I could make a new shell, something simple that would get the job done. Node is already ported to Windows, it's built around streams, and NPM gives me access to endless existing modules. That's 90% of the work already done. I just need to stitch it together.


And so Photon was born.

Photon is about 250 lines of Javascript that give a command line with ls, cp, mv, rm, rmdir, mkdir, more, pwd, and the ability to call other programs like git. It has a very simple form of tab completion (rather buggy), and uses ANSI colors and tables for formatting. (For some reason there are approximately 4.8 billion ANSI color modules for Node).

All you need to do is npm install -g photonsh then photonsh to get this:

Photon Shell screenshot

Most features were trivial to implement. Here is the function for cp.

    cp: function(a,b) {
        if(!fs.existsSync(a))         return fileError("No such file: ",a);
        if(!fs.statSync(a).isFile())  return fileError("Not a file: ",a);
        var ip = fs.createReadStream(path.join(cwd,a));
        var op = fs.createWriteStream(path.join(cwd,b));

Pretty much exactly what you would expect. For the buffered editor with history I used Node's built in readline module which includes callbacks for tab completion.

The hard part

The grand irony here is that I wrote it because of my Windows pain but have yet to actually run it on Windows. I stopped that Windows porting effort for other reasons; so now I just have this program I randomly wrote. Rather than waste the man-months of effort (okay, it was really only about 3 hours), I figured something like this should be shared with the world so that others might learn from my mistakes.

Speaking of mistakes, Photon is horribly buggy and you probably shouldn't run it. No really, it could totally delete your hard drive and stuff. More importantly, Node TTY support is iffy. It turns out Unix shells are very hard to write because of lots of semi-documented assumptions. Go try to write Xterm sometime. There's a reason few people have done it.

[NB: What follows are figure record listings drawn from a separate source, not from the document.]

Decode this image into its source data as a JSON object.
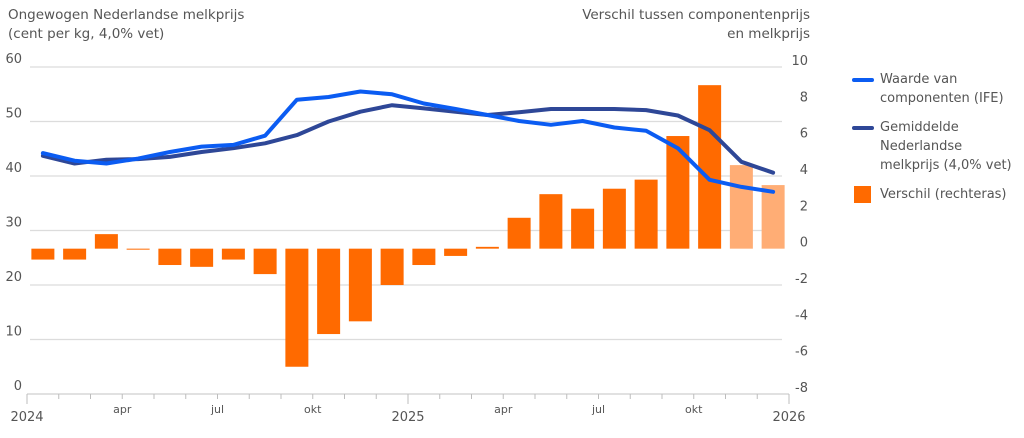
{
  "titles": {
    "left_line1": "Ongewogen Nederlandse melkprijs",
    "left_line2": "(cent per kg, 4,0% vet)",
    "right_line1": "Verschil tussen componentenprijs",
    "right_line2": "en melkprijs"
  },
  "legend": [
    {
      "label_lines": [
        "Waarde van",
        "componenten (IFE)"
      ],
      "color": "#0b5cf2",
      "kind": "line"
    },
    {
      "label_lines": [
        "Gemiddelde",
        "Nederlandse",
        "melkprijs (4,0% vet)"
      ],
      "color": "#2e4797",
      "kind": "line"
    },
    {
      "label_lines": [
        "Verschil (rechteras)"
      ],
      "color": "#ff6a00",
      "kind": "box"
    }
  ],
  "chart_data": {
    "type": "bar+line",
    "title": "Ongewogen Nederlandse melkprijs (cent per kg, 4,0% vet)",
    "ylabel_left": "Ongewogen Nederlandse melkprijs (cent per kg, 4,0% vet)",
    "ylabel_right": "Verschil tussen componentenprijs en melkprijs",
    "ylim_left": [
      0,
      60
    ],
    "ylim_right": [
      -8,
      10
    ],
    "yticks_left": [
      "0",
      "10",
      "20",
      "30",
      "40",
      "50",
      "60"
    ],
    "yticks_right": [
      "-8",
      "-6",
      "-4",
      "-2",
      "0",
      "2",
      "4",
      "6",
      "8",
      "10"
    ],
    "xticks_major": [
      "2024",
      "2025",
      "2026"
    ],
    "xticks_minor_labels": [
      "apr",
      "jul",
      "okt",
      "apr",
      "jul",
      "okt"
    ],
    "grid": "horizontal",
    "legend_position": "right",
    "months": [
      "2024-01",
      "2024-02",
      "2024-03",
      "2024-04",
      "2024-05",
      "2024-06",
      "2024-07",
      "2024-08",
      "2024-09",
      "2024-10",
      "2024-11",
      "2024-12",
      "2025-01",
      "2025-02",
      "2025-03",
      "2025-04",
      "2025-05",
      "2025-06",
      "2025-07",
      "2025-08",
      "2025-09",
      "2025-10",
      "2025-11",
      "2025-12"
    ],
    "series": [
      {
        "name": "Waarde van componenten (IFE)",
        "type": "line",
        "axis": "left",
        "color": "#0b5cf2",
        "values": [
          44.2,
          42.8,
          42.3,
          43.2,
          44.4,
          45.4,
          45.7,
          47.4,
          54.0,
          54.5,
          55.5,
          55.0,
          53.3,
          52.3,
          51.2,
          50.1,
          49.4,
          50.1,
          48.9,
          48.3,
          45.1,
          39.3,
          38.0,
          37.1
        ]
      },
      {
        "name": "Gemiddelde Nederlandse melkprijs (4,0% vet)",
        "type": "line",
        "axis": "left",
        "color": "#2e4797",
        "values": [
          43.7,
          42.3,
          43.0,
          43.1,
          43.5,
          44.4,
          45.1,
          46.0,
          47.5,
          50.0,
          51.8,
          53.0,
          52.4,
          51.8,
          51.2,
          51.7,
          52.3,
          52.3,
          52.3,
          52.1,
          51.1,
          48.4,
          42.6,
          40.6
        ]
      },
      {
        "name": "Verschil (rechteras)",
        "type": "bar",
        "axis": "right",
        "color": "#ff6a00",
        "light_color": "#ffad75",
        "light_from_index": 22,
        "values": [
          -0.6,
          -0.6,
          0.8,
          -0.05,
          -0.9,
          -1.0,
          -0.6,
          -1.4,
          -6.5,
          -4.7,
          -4.0,
          -2.0,
          -0.9,
          -0.4,
          0.1,
          1.7,
          3.0,
          2.2,
          3.3,
          3.8,
          6.2,
          9.0,
          4.6,
          3.5
        ]
      }
    ]
  }
}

In theory a unix shell is simple. You exec a program and pipe it's output to stdout until it's done. The same with input. But what about buffering? But what about ANSI codes? But what about raw keyboard input? Apparently there is a whole world of adhoc specs for how command line apps do 'interactive' things. Running grep from exec is easy. Running vim is not.

In the end I found pausing Node's own REPL interface then execing with the 'inherit' flag worked most of the time. I'm sure there's a better way to do it, but casual Googling with Bing hasn't found it yet.


So where does Photon go from here? I have no idea. There's tons of things you could do with it. Node can stream anything, so copying a remote URL to a local file should be trivial. Or you could build a text mode raytracer. Whatever. The choice is yours. Choose wisely. Or don't. The code will still be here (on github).